At my very first AA meeting, I was carried in by strangers who found me crying, shaking and rocking in the doorway. And I promise I am not exaggerating. Gosh, I had forgotten about that, an event that took place four or five years ago.
I would pop in and out of AA for years before I was really desperate enough to let the rooms help me. I used to have to have a drink to get in the door, and I used to go with vodka in my bag. However, I just keep going back.
It’s hard to explain, but you are carried and held when you are in the rooms in those early days. Without AA and the people I have met there I would have busted on Friday night on my nine months birthday. I have been experiencing incredible stress because of the very long hours I have been working, the intensity of a new project, and a boss who is trying to make my project fail! At times, it’s been too much.
The love and support I was shown after walking back in the room on Friday saved me. I was on the way to my dealer in the ‘mist’ of a panic attack. I couldn’t breathe, my heart was pounding, and I was shaking and blurry-eyed. That’s when people need AA.

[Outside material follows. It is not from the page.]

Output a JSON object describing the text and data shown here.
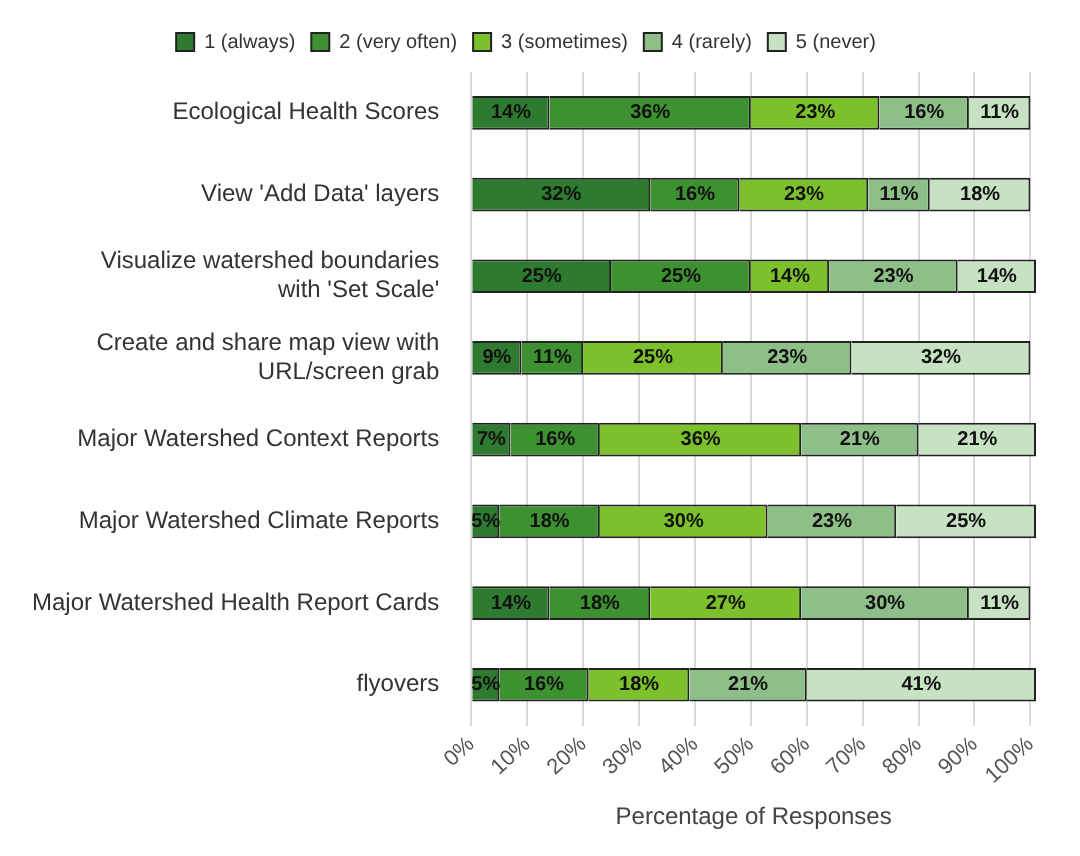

For those of you thinking whether or not to go to AA, just go no matter what. It may take months for you to fully appreciate what AA can do for you (and you may only pop in from time to time). It took me years, but when you’re really, really ready to let people help you – listening to people and accepting they may know more – you’ll be so grateful for AA.
In my opinion, those early days of the recovery journey can’t be done solo. And as supportive as your family may be, you need to be heard by like-minded people who have walked the same path and actually do understand where you are.